Cuando la voluntad del pueblo se enfrenta a la obstrucción de unos pocos, la democracia encuentra su camino en la voz de todos.
Imaginemos un país donde un presidente gana las elecciones con 11 millones de votos. Es el primero de su partido o ideología en llegar al poder tras décadas de dominio de un mismo grupo político. Su victoria se debe a un plan de gobierno que convenció a más ciudadanos que su rival, quien, irónicamente, basó su campaña en la lucha contra la corrupción, solo para terminar acusado y procesado por ese mismo motivo. Parece un escenario inverosímil, pero esto ocurre en el país del realismo mágico.
El nuevo gobierno recibe un país en bancarrota, endeudado y desfinanciado. Sin embargo, durante los dos primeros años, los congresistas de la oposición —es decir, los que perdieron la presidencia— se dedican a bloquear cualquier posibilidad de financiamiento, asegurándose de que el nuevo mandatario no pueda dejar un legado positivo. En el Congreso, obstaculizan todas las iniciativas que benefician a jóvenes, trabajadores y campesinos, mientras disfrutan de sueldos escandalosos, autos oficiales y privilegios. Y luego, con absoluto descaro, acusan al gobierno de no cumplir con sus promesas.
Además, este presidente es criticado por no elegir a los mismos funcionarios de siempre para su equipo de trabajo. Se le exige, básicamente, que gobierne con el programa de quienes perdieron y rodeado de los tecnócratas de siempre, esos que han sabido acomodarse en todos los gobiernos.
La estrategia de estos “padres de la patria” es clara: impedir que el presidente haga algo bueno, no vaya a ser que la gente lo recuerde y se les complique recuperar el poder. Poco importa si el país sigue sumido en crisis, si los ciudadanos ven frustradas sus esperanzas o si el medio ambiente sigue en declive.
El clímax de esta tragicomedia se da cuando, ante la posibilidad de debatir reformas que buscan devolver a los trabajadores el pago de los días festivos, establecer jornadas laborales que terminan a las 6 p.m. y no a las 9 p.m., y garantizar condiciones dignas para médicos, profesores universitarios y profesionales en general, los congresistas deciden, en un acto de absoluto desprecio, que ni siquiera vale la pena discutir el tema. Cero debates.
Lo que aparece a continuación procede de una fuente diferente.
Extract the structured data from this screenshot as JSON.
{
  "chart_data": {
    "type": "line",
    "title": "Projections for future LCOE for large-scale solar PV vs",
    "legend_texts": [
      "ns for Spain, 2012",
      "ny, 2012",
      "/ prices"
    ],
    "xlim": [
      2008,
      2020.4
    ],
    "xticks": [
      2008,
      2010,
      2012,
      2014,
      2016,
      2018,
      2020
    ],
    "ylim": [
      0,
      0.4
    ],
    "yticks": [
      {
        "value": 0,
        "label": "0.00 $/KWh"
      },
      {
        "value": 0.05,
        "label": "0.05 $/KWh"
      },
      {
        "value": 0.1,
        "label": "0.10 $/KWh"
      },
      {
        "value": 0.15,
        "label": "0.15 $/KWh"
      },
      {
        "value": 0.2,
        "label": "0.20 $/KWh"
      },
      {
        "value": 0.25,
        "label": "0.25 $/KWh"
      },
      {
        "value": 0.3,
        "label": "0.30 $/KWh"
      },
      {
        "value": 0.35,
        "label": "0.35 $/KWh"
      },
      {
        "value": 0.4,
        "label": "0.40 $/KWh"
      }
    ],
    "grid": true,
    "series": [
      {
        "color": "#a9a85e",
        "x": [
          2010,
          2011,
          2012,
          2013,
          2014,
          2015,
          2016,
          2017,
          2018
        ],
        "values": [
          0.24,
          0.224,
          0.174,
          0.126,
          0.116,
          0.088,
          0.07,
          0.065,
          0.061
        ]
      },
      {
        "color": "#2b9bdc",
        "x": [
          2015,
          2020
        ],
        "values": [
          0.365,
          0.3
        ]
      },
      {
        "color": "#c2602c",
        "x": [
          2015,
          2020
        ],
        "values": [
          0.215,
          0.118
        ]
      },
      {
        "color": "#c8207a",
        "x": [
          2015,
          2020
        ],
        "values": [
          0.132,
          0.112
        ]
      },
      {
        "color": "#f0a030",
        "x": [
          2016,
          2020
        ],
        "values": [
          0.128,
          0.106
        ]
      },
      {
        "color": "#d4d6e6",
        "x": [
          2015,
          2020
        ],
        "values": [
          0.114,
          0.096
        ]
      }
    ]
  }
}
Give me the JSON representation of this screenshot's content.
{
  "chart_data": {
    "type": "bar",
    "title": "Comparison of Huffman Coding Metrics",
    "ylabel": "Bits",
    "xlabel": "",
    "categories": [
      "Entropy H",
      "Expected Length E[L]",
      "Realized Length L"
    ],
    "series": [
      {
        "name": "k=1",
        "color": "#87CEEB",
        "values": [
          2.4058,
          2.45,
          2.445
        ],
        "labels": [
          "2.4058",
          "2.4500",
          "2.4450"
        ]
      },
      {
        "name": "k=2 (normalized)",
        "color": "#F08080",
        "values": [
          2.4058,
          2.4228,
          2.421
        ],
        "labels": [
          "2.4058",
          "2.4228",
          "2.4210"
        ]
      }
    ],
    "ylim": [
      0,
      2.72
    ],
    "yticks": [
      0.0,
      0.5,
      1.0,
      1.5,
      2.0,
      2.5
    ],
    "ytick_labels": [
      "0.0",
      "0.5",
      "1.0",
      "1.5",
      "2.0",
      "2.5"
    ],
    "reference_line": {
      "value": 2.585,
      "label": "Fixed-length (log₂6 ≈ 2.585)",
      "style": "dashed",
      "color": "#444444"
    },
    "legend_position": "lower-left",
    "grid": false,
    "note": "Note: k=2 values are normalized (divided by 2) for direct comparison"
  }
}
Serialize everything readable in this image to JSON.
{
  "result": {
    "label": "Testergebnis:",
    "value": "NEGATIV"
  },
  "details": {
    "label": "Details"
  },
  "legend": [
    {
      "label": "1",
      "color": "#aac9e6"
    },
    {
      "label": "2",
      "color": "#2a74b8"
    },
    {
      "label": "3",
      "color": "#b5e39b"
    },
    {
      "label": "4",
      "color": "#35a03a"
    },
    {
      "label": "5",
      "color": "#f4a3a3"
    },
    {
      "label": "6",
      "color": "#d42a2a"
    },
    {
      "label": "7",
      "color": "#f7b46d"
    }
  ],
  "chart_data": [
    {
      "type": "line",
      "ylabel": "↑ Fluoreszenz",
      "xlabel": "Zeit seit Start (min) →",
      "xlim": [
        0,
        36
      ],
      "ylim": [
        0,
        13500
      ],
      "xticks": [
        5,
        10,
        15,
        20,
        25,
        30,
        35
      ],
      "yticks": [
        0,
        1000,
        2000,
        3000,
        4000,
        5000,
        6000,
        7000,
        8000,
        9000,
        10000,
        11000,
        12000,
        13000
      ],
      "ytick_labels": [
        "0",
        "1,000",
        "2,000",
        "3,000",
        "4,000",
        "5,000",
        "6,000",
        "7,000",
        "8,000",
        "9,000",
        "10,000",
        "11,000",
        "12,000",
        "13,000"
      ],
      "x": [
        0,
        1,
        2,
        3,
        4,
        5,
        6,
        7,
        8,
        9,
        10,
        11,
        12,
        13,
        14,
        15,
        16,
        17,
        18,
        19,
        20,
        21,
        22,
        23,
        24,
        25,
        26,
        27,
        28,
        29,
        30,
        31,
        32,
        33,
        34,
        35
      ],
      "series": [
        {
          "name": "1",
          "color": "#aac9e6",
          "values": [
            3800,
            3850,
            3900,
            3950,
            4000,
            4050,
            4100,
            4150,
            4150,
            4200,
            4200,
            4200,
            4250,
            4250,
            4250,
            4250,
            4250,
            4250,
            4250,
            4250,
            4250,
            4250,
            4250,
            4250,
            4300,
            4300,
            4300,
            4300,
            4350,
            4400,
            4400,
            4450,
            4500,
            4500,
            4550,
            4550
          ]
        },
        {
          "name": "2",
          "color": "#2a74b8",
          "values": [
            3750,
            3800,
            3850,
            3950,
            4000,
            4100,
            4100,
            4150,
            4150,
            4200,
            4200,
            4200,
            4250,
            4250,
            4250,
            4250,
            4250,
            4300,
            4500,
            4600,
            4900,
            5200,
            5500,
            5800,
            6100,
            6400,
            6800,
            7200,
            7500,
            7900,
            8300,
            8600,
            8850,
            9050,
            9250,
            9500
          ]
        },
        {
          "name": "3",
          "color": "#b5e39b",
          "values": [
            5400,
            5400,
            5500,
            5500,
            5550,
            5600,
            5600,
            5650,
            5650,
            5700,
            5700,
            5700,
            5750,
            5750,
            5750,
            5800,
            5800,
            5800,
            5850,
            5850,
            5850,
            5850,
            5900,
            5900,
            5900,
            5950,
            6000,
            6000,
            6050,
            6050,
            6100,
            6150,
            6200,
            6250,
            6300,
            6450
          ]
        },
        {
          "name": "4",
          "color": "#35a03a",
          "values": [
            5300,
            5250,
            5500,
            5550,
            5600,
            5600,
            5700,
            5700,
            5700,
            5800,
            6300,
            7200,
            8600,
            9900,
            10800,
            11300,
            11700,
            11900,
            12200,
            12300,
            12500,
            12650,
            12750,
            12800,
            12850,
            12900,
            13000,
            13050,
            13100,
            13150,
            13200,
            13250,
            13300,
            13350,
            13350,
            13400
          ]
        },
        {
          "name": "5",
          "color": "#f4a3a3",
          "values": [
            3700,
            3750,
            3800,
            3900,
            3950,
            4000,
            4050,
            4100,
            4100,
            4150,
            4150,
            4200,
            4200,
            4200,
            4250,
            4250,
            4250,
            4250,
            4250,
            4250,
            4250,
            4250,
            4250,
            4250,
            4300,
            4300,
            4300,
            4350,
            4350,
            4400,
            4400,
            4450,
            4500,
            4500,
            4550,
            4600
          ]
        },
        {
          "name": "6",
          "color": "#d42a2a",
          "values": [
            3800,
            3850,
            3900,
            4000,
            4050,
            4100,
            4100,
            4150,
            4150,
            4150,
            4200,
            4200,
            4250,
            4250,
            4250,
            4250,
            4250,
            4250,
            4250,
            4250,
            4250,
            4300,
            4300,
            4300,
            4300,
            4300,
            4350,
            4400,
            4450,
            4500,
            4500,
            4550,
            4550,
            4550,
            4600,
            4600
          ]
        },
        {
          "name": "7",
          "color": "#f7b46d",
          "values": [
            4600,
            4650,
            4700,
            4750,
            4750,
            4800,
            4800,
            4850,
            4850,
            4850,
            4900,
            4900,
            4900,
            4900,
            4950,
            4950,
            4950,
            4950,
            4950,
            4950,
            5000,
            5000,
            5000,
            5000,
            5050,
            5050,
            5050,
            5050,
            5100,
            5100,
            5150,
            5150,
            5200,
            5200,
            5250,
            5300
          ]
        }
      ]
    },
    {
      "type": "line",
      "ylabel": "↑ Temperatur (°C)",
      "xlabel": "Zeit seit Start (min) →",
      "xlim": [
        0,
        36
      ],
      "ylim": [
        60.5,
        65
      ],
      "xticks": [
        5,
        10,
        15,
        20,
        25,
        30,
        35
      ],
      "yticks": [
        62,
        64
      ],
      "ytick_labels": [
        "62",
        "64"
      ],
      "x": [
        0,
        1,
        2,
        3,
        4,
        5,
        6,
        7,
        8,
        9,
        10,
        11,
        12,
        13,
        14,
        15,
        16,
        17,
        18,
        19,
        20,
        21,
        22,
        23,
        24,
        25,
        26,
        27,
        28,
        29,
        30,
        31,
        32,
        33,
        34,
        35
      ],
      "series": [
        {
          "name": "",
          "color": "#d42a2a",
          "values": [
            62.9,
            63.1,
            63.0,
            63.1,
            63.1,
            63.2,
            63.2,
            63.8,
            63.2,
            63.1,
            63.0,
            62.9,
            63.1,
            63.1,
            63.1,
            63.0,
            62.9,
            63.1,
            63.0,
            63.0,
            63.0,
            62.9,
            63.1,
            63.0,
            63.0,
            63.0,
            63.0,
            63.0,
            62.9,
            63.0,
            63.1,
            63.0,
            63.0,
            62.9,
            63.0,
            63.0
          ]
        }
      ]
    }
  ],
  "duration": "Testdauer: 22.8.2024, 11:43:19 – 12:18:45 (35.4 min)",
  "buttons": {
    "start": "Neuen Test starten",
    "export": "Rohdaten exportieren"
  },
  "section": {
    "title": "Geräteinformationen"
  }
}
Lo mismo ocurre con las reformas a la salud y al sistema de pensiones, donde el objetivo es corregir el manejo escandaloso de los fondos y garantizar que las personas puedan jubilarse con dignidad. Pero el Congreso, fiel a su guión, simplemente ignora las propuestas.
Ante este panorama, el presidente decide acudir a la Constitución y hacer uso de una herramienta democrática: una consulta popular. Si el Congreso le da la espalda a la ciudadanía, entonces serán los propios ciudadanos quienes tengan la última palabra. Porque al final, 11 millones de votos pesan más que el capricho de ocho congresistas.